Saturday, 2 December 2017

Presenting (tabletop) RPGs to the general gaming public

I was on a gaming show (called Gamegasm) today. We were invited to publish RPGs to the general gaming public.
Overall, I believe it went well. We showed some gaming books. A friend brought Pathfinder and Dark Heresy. I'd brought Eclipse Phase, Under the moons of Zoon, Low Fantasy, Crimson Blades, and Sorcerers of Ur-Turuk - as well as three out of the four Bulgarian gaming titles ever published. (The one I didn't bring, "Adventuring with sword and magic", is actually the one I like best and have played the most - but it turned out I don't have an intact copy of it).
That's the first time I was sorry I'm (mostly) a PDF-only guy. I wish I had a Tekumel sourcebook, and Exalted corebook, and a Traveller book to show! And maybe Kuro RPG, while I'm at it?
But I didn't, and since I learned about it on Thursday, and we were invited for Saturday, well...I don't think even Amazon could have brought one of those to my door fast enough!
Ah well. You do what you can with what you've got at the moment! And that's what we did.

Was it enough? We'll see! What I do know is, we were invited for a follow-up. And the guy wants to record a gaming session, and air parts of it on the TV.
I said "only if you yourself participate". His answer: "of course, it wouldn't be fair otherwise!" We have an agreement, and exchanged FB coordinates.
Overall, I'd say that's a success.


*Fun fact: before the show the host came to us to ask us to give more detailed answers. In his defense seems he's had negative experiences with an Youtuber who answered too much with "yes, it's exactly like this" or "no, it isn't".
Just remember: we were three guys with experience in GMing. I simply cut him short and said "there's many questions where you'll get a different answer from each of us, in turn, and they will all be correct - so don't worry".
We kept our word. He later admitted he felt like he's been interrupting us (and was right, but we didn't mind - we all knew the time constraints).
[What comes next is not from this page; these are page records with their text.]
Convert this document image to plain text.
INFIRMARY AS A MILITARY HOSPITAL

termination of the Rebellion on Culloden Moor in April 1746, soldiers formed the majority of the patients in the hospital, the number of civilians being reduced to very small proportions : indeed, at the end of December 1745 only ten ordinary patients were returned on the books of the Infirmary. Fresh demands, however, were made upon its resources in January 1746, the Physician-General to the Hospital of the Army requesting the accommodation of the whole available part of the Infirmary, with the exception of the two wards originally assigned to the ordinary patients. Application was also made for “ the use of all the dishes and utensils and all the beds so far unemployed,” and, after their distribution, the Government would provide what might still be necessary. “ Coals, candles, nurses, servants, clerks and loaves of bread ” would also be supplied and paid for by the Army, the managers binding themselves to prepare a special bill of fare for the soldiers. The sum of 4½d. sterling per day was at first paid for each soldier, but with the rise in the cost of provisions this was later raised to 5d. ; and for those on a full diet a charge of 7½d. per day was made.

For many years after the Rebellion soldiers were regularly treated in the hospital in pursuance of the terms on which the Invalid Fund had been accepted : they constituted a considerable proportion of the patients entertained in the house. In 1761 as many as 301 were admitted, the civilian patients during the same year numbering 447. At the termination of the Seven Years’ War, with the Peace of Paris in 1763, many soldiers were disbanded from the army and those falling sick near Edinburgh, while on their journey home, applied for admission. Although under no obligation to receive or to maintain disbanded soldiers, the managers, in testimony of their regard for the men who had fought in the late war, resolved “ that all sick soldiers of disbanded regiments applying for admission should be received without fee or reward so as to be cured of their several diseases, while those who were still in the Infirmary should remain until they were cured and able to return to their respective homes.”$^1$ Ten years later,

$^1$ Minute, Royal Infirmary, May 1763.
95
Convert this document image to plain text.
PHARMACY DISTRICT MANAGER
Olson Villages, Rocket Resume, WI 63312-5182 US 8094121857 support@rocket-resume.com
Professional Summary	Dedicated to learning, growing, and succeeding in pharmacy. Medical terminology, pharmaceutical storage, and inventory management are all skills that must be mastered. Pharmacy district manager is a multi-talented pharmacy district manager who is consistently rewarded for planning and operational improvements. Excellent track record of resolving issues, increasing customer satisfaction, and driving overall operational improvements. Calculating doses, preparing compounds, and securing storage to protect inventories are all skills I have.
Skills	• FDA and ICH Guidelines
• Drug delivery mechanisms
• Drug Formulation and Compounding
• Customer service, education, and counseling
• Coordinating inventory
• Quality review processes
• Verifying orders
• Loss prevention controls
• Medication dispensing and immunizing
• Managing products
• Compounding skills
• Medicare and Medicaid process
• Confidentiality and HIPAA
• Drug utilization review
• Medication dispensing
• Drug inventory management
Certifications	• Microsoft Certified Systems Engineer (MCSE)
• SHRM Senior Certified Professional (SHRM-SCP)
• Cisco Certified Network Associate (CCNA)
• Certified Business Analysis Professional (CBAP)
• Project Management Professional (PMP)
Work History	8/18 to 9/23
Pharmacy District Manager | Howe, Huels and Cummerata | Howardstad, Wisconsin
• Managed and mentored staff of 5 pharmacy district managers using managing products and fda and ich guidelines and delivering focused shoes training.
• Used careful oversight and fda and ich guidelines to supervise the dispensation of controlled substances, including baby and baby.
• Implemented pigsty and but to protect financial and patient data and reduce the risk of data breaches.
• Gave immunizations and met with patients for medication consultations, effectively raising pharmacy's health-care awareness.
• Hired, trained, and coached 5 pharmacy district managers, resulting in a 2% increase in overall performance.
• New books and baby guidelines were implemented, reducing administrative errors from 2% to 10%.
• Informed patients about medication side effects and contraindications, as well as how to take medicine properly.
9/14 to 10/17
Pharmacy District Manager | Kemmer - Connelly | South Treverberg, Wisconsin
*Practice, practice, practice: Well, we inverted that one, out of necessity. In fact, we didn't have almost any time to practice our performance...except we took a cab, and worked a bit while travelling. We reached the conclusion that we can easily explain that...if the public is into geek/nerd jargon. Conclusion: we needed refining our pitch! (I have pitched PRGs a lot to new players, often successfully - but I always tailored the pitch to the specific group, after observing them. On TV, you don't get to do that).
So, while waiting for our turn, we used the other guests - we were waiting in a kind of lounge - as "test subjects", with their permission. We tried to explain to them what RPGs are, and refined the explanation until they got it. Then we used a version of this explanation on the show.

*Note: 25 minutes is what we had. We wanted to show an RPG session, too...but in that timespan, it would have been kinda difficult.
Then again, we were invited to do a follow-up. We'll see what we can do.

*Questions: I wonder how it's going to work when we shoot a session. I mean, how much can you show in 25 minutes? (Well, that one is easy: exactly a 25-minutes worth of material. Compared to a 4 hours+ session. Riiight).
Should I use something fast, like an indie one-shot title? Or should we do the trick of all Youtube sessions, and shoot a whole session, but edit it to an acceptable length by only showing the important moments?

*When is it going to be aired? Well, the show would be aired on 23rd, I think. They usually upload it to Youtube afterwards.